Saturday, October 1, 2011


I feel guilty that I haven't posted much in the past two weeks.  My husband and I have been preoccupied because I finally decided to swallow hard and confront my latest case of Analysis Paralysis: flooring.

We currently have wall-to-wall carpet on most of the main level of our (12-year-old) home.  We have 12x12 inch tiles in the remaining "wet" areas: kitchen, laundry and baths.

When I got a part-time job about four years ago, I decided to start saving a chunk of cash every month for new flooring for our home.

I desperately wanted wood flooring to replace the carpet both because I love the look and because I much prefer the upkeep.  I also wanted to upgrade the tile in the kitchen and laundry room with a larger 18 or 20-inch square porcelain tile.  What I am aiming for here is a classic look that will last for the rest of my life, since I don't plan on moving again and I think I only have it in me to do a project of this scope once!

About a year and a half ago, I was ready to move forward.   Unfortunately, around the same time, my husband lost his job.  We had five months of economic uncertainty, so we put the project on hold.
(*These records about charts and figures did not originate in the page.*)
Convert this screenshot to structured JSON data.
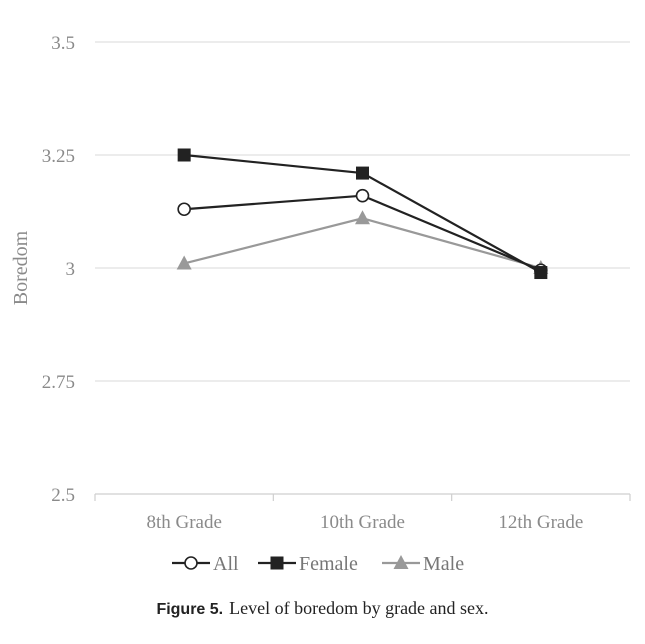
{
  "chart_data": {
    "type": "line",
    "categories": [
      "8th Grade",
      "10th Grade",
      "12th Grade"
    ],
    "series": [
      {
        "name": "All",
        "values": [
          3.13,
          3.16,
          2.995
        ],
        "color": "#222222",
        "marker": "circle-open"
      },
      {
        "name": "Female",
        "values": [
          3.25,
          3.21,
          2.99
        ],
        "color": "#222222",
        "marker": "square"
      },
      {
        "name": "Male",
        "values": [
          3.01,
          3.11,
          3.0
        ],
        "color": "#999999",
        "marker": "triangle"
      }
    ],
    "ylabel": "Boredom",
    "ylim": [
      2.5,
      3.5
    ],
    "yticks": [
      "2.5",
      "2.75",
      "3",
      "3.25",
      "3.5"
    ],
    "grid": true,
    "legend_position": "bottom"
  },
  "caption": {
    "label": "Figure 5.",
    "text": "Level of boredom by grade and sex."
  }
}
Good thing, because now that I have gotten detailed estimates and compared them with our guess-timates, I realize that I wouldn't have had enough money back then to do the entire project.

Part I of the process is to choose the hardwood floor.  Neither my husband nor I has the stomach for the multi-step process of living through solid, nail-down hardwoods installation.
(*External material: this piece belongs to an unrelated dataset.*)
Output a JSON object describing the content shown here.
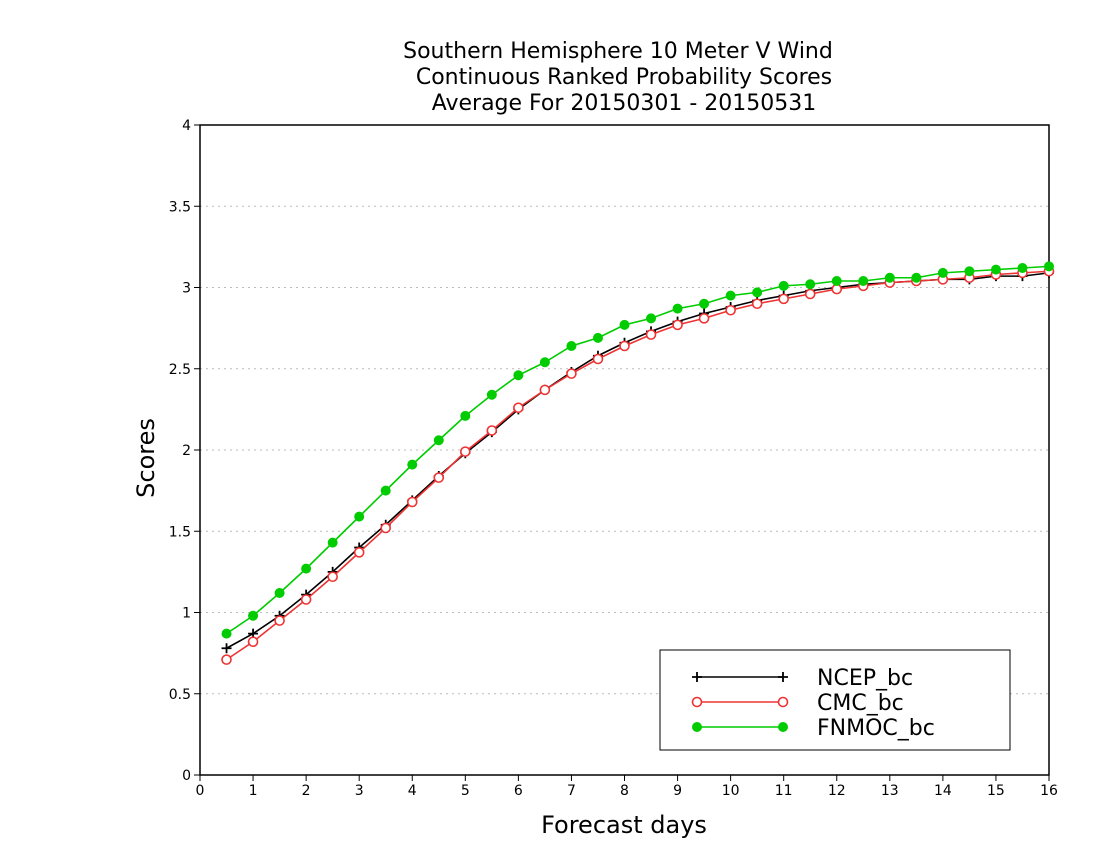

Solid hardwoods are absolutely beautiful floors, but they're not worth the anxiety and chaos and dust that would be created in my household.  Kudos to you if you can weather the dust storm, but I just can't.
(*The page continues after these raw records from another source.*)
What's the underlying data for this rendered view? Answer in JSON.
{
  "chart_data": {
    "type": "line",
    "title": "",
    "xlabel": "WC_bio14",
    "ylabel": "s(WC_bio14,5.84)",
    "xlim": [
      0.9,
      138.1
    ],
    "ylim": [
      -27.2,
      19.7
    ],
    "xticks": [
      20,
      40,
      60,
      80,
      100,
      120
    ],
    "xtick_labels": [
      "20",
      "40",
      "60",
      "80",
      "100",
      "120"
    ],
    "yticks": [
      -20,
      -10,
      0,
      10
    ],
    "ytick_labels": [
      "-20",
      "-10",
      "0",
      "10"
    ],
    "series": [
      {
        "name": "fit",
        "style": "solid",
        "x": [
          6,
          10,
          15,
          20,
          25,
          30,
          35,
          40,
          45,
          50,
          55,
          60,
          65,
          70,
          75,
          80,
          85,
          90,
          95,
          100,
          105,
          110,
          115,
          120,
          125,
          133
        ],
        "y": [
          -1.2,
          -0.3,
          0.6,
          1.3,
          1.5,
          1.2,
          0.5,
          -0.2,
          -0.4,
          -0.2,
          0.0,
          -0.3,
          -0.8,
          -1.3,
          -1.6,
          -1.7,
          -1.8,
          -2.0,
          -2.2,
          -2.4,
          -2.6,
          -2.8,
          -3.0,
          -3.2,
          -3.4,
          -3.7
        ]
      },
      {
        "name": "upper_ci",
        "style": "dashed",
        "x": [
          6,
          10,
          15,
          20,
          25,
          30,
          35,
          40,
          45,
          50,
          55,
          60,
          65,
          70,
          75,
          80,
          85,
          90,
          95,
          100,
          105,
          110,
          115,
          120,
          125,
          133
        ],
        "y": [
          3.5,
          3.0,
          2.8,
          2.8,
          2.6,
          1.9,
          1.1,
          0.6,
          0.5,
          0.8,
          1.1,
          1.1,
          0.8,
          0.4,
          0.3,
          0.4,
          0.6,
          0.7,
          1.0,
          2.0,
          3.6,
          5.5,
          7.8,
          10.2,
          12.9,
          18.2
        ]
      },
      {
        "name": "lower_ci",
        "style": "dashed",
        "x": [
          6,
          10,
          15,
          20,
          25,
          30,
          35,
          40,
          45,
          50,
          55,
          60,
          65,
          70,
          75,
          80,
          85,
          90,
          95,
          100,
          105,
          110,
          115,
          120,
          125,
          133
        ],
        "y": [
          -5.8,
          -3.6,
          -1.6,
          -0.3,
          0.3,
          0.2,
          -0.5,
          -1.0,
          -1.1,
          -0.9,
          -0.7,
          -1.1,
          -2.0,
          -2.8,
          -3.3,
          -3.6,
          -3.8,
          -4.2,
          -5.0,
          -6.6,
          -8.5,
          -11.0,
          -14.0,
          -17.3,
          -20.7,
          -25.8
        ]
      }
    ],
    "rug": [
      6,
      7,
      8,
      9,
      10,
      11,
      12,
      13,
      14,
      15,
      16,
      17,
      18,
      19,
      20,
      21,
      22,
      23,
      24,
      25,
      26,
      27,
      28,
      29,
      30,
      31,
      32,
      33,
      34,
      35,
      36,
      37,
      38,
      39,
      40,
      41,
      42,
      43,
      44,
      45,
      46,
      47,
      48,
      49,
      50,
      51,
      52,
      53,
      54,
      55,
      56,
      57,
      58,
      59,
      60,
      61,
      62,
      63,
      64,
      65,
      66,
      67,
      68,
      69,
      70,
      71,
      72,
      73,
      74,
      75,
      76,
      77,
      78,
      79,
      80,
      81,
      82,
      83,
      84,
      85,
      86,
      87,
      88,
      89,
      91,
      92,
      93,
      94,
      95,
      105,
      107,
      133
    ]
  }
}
So we have settled on engineered wood floors.  Engineered wood flooring is comprised of multiple layers of wood in the form of a plank. The top layer is the wood that is visible when the flooring is installed, and is adhered to a plywood core (or substrate) which provides the stability.

My husband is a mechanical engineer and is absolutely convinced that engineered floors are superior to solid floors for our application in that they are (1) structurally stable and better for use over concrete (our house is built on a slab) and (2) coated with both stain and aluminum oxide finish coats (up to 8) that are factory applied and very hard and durable.  Besides that, he absolutely hates the height differential between tile and solid wood floors because there is probably a 1-inch difference that must be "bridged" with reducers.

Neither of us loves the hand-scraped look, mostly because a lot of the stuff out there is actually machine scraped and has a predictable lined appearance.  But we do like the fact that handscraping camouflages  inevitable scrapes and scratches.

We found a flooring line called Bella Cera Amalfi Coast (in some areas, it's known as Southern Traditions) that has a very subtle handscraping.  We're going with a random width configuration of 4, 6, and 8 inch Hickory planks.  We have decided on the color Deruta which is a warm medium brown.

Bella Cera Amalfi Coast

Next we need to decide on a tile.   My goal is to get this thing done before October is over!  Stay tuned!


Carrie said...

we need to upgrade our flooring... but have been putting it off the past month or so. We put carpeting down in the main level of the house and bedrooms 2.5 yrs ago... but then my 2yr old got into some nail polish.... living room and downstairs bedrooms floors have some pretty art work =/

Anne said...

I think you have just made the right decision regarding your flooring. Engineered flooring is great since you get the look and feel of the real wood and on the other hand you can enjoy other advantages of the engineered technology such as the easy installation and the extra strength. You can refinish this floor few times, too. I really like the random width of the boards. Congratulations!

Anonymous said...

What an investment! Yikes! Love your choice of wood..

Paula {Salad in a Jar} said...

Did not mean for that last comment to be anonymous. Sorry.